New in-car cameras will film accidents to prove who is at fault.
A $200 small black box fitted to the windscreen of your car could help to lower your car insurance premium in the future, and help you prove you weren't at fault in a car accident.
The recording units for cars - dubbed the "black box" after the flight recording device used by commercial airlines - can marry recorded video with GPS information to provide irrefutable evidence to authorities and insurance companies of the events leading up to an accident.
Owning the Big Brother-style technology could eventually also help to lower your insurance premium, with car insurance companies in Britain already offering discounts after noting that drivers who had installed the units were involved in fewer, and less expensive, accidents. Australian insurance companies are closely monitoring the trend.
But there's a darker side to the technology, which has the potential to also allow bosses to remotely monitor the location, speed and driving patterns of employees, from sales reps and couriers to taxi drivers and anyone else who drives a company-supplied vehicle.
An employer installing such a monitoring device without gaining an employee's consent would be "an outrageous invasion of the employee's privacy", the NSW Council for Civil Liberties said.
After-market automotive black box video recorders have soared in popularity in European and Asian markets, where several unusual driving incidents have already been caught on tape including one where a Korean driver's accelerator became stuck and another in Russia where a car was catapulted into the air by a manhole cover.
One such unit released this week, the Navig8r Crash Cam Black Box, records a driver's-eye view of everything that happens in front of the car in high-definition video, as well as logging the exact position and speed of the car via a GPS tracker. It will be sold for less than $200.
A British company, Co-operative Insurance, analysed 10,000 insurance policies held by drivers aged 18 to 25 who already use telematics, or a black box unit. It found they were 20 per cent less likely to be involved in a crash than those with a standard policy. Claims made by customers with a telematics-based policy were on average 30 per cent less expensive, it also found.
It's a statistic that has caught the attention of Australian-based NRMA Insurance, although spokeswoman Adele Buhagiar says it has no current plan to offer a telematics-based policy, although "we look into these new technologies all the time".
However, she confirmed the company's claims department would accept evidence supplied from a black box unit as part of its investigation process.

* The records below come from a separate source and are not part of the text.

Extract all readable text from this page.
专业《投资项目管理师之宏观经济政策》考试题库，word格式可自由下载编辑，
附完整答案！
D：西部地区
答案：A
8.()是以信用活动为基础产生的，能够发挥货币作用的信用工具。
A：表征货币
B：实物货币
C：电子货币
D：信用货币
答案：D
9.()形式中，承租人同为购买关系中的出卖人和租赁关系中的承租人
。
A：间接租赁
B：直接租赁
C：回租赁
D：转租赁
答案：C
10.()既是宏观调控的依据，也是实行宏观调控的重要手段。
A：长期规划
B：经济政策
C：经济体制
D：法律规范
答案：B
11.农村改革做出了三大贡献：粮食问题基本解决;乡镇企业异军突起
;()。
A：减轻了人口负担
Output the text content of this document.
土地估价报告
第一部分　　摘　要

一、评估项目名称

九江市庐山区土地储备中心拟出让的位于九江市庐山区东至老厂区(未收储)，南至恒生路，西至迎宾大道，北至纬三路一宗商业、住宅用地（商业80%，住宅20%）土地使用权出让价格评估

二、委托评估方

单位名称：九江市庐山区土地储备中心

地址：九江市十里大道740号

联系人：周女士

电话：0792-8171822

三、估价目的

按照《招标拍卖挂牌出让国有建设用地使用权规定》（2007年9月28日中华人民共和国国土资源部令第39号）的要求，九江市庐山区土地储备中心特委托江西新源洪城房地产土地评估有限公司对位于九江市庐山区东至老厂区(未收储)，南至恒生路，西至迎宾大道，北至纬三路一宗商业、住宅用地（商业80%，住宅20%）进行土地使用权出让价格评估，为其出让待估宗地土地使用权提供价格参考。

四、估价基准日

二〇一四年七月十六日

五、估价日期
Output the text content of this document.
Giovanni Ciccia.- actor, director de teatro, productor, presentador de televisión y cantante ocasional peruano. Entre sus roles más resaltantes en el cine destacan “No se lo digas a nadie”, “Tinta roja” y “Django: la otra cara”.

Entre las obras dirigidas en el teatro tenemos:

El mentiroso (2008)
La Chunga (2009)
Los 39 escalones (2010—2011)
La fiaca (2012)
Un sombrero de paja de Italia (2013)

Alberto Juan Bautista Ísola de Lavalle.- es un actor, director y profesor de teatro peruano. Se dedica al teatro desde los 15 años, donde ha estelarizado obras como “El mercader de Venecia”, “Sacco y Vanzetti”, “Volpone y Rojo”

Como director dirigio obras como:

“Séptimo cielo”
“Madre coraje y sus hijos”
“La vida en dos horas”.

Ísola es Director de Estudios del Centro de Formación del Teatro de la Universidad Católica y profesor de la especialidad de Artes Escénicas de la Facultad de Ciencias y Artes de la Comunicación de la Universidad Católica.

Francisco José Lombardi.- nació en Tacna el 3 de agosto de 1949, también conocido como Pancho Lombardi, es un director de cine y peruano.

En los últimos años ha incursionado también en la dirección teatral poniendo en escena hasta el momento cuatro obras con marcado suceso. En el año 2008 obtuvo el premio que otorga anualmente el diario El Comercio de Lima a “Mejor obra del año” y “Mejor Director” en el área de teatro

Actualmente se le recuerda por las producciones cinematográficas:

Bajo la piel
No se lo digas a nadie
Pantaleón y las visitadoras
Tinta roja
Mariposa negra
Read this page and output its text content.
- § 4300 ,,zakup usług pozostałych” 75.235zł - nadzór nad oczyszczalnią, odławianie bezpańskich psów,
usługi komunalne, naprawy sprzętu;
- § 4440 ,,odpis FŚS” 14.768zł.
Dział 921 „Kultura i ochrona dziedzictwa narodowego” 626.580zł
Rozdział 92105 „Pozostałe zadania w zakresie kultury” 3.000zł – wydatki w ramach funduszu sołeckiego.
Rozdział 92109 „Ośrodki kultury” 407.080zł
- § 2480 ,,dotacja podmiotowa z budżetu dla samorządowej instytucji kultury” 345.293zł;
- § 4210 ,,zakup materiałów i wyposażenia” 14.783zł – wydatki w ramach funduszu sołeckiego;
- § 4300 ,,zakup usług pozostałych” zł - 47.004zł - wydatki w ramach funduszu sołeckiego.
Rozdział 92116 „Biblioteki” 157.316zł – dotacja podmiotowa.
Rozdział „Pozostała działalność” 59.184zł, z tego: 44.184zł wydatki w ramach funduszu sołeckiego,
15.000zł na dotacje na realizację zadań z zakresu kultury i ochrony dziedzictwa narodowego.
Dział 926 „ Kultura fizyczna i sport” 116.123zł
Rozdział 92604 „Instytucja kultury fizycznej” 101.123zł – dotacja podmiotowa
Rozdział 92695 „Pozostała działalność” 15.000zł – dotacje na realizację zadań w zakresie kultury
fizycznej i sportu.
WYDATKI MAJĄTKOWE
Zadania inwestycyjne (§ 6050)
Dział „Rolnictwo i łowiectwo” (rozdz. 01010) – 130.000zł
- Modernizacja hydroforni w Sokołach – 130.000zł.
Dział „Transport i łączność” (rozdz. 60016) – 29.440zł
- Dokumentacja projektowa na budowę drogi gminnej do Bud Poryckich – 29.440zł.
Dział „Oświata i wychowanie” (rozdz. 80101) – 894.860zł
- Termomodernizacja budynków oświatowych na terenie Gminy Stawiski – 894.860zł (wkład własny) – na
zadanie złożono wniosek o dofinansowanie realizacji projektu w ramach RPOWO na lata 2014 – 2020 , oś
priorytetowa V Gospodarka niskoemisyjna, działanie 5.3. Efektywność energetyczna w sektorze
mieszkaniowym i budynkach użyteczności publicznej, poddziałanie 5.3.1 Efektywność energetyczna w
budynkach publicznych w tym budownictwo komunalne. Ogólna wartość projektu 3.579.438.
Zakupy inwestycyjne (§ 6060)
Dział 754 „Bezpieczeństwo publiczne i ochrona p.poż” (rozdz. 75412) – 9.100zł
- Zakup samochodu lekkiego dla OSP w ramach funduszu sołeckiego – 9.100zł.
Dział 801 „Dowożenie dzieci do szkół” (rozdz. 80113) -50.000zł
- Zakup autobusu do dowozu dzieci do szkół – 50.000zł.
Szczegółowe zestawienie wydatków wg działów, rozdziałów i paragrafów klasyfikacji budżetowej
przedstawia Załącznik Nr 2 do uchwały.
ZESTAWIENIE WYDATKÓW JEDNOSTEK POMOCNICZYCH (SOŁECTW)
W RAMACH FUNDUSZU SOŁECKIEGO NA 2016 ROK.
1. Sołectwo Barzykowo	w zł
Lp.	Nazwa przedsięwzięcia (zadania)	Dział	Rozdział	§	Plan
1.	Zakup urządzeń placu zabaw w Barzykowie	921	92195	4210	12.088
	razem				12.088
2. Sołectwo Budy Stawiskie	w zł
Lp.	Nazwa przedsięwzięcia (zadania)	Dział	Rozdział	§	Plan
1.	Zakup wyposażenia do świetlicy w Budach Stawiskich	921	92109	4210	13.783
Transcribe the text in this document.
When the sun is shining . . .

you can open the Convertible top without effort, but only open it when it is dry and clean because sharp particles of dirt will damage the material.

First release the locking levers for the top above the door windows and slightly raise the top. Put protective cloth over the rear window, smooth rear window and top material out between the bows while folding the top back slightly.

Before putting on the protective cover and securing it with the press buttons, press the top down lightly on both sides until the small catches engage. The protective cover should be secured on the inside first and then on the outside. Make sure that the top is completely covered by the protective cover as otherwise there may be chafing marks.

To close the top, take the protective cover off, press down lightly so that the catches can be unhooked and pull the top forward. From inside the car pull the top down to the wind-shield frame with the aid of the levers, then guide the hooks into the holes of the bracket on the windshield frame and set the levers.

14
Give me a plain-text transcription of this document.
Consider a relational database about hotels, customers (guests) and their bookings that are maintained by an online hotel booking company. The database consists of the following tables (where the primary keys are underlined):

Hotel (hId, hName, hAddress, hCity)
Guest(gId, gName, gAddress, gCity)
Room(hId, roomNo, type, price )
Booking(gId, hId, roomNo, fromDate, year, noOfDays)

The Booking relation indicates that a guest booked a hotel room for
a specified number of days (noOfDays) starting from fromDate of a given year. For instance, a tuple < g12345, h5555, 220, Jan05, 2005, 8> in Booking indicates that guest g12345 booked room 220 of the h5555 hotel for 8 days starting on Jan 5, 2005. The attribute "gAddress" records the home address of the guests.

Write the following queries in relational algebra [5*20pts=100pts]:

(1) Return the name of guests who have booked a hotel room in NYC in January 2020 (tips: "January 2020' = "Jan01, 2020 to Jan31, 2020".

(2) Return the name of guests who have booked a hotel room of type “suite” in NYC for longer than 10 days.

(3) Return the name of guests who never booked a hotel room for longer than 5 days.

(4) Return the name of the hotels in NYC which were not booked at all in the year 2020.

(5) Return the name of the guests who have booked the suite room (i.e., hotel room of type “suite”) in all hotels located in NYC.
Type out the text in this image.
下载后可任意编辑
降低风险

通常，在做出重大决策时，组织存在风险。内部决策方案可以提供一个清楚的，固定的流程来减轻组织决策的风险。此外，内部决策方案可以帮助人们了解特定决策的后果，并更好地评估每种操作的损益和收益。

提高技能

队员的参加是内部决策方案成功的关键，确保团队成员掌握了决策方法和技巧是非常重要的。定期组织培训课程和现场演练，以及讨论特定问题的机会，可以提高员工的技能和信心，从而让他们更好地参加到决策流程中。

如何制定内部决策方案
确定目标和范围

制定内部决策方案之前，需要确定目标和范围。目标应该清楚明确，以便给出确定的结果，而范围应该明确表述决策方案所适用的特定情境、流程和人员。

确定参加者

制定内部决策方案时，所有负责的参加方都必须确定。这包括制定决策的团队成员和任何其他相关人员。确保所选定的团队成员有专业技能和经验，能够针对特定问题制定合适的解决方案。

"We already do this in claims where CCTV footage is provided by the customer - from car park and service stations, for example - so it's an extension of this," she says.
The manufacturer of the Navig8r unit, Laser Corporation, says it "can be employed in a commercial capacity" as a "driver surveillance tool" in a number of applications - even listing car dealerships, which can keep an eye on customers during a test drive.
"(It) ensures, in the event of an accident or collision, or even a robbery, the organisation can establish the driver or thief responsible, safeguarding them from undue insurance claims," the company says.
NSW Council for Civil Liberties president Cameron Murphy says the black box units - and any form of tracking built into cars - have the potential to infringe on privacy.
"Obviously they're useful devices in terms of providing evidence. What we need to do is make sure they're not devices that are misused in terms of tracking people around the place," he says.
"There's a great capacity for misuse, for example by employers, who might monitor every move of a vehicle used by an employee.
"It's an outrageous invasion of the employee's privacy, it breaks down the trust relationship there might be between employers and employees.
"It shouldn't be compulsory for them to be in vehicles and they shouldn't be there without people's knowledge or consent."
Murphy says the Workplace Surveillance Act in NSW requires employers to notify their workers if they plan to put them under surveillance.
However, the Victorian Law Reform Commission’s report on Surveillance in Public Places says there is little regulation of the use of surveillance devices in public places in Victoria.
“Existing laws are unclear, they have not kept pace with technological change, and they do not appear to be actively enforced. There is widespread uncertainty among surveillance users and the community about which surveillance activities are permitted in public places,” the report says.
Murphy advocates a commonsense approach to surveillance. “If someone genuinely knows that their every move is going to be monitored and genuinely consents to that, that’s a matter for them. There’s no problem at all. That could provide significant advantages,” he says.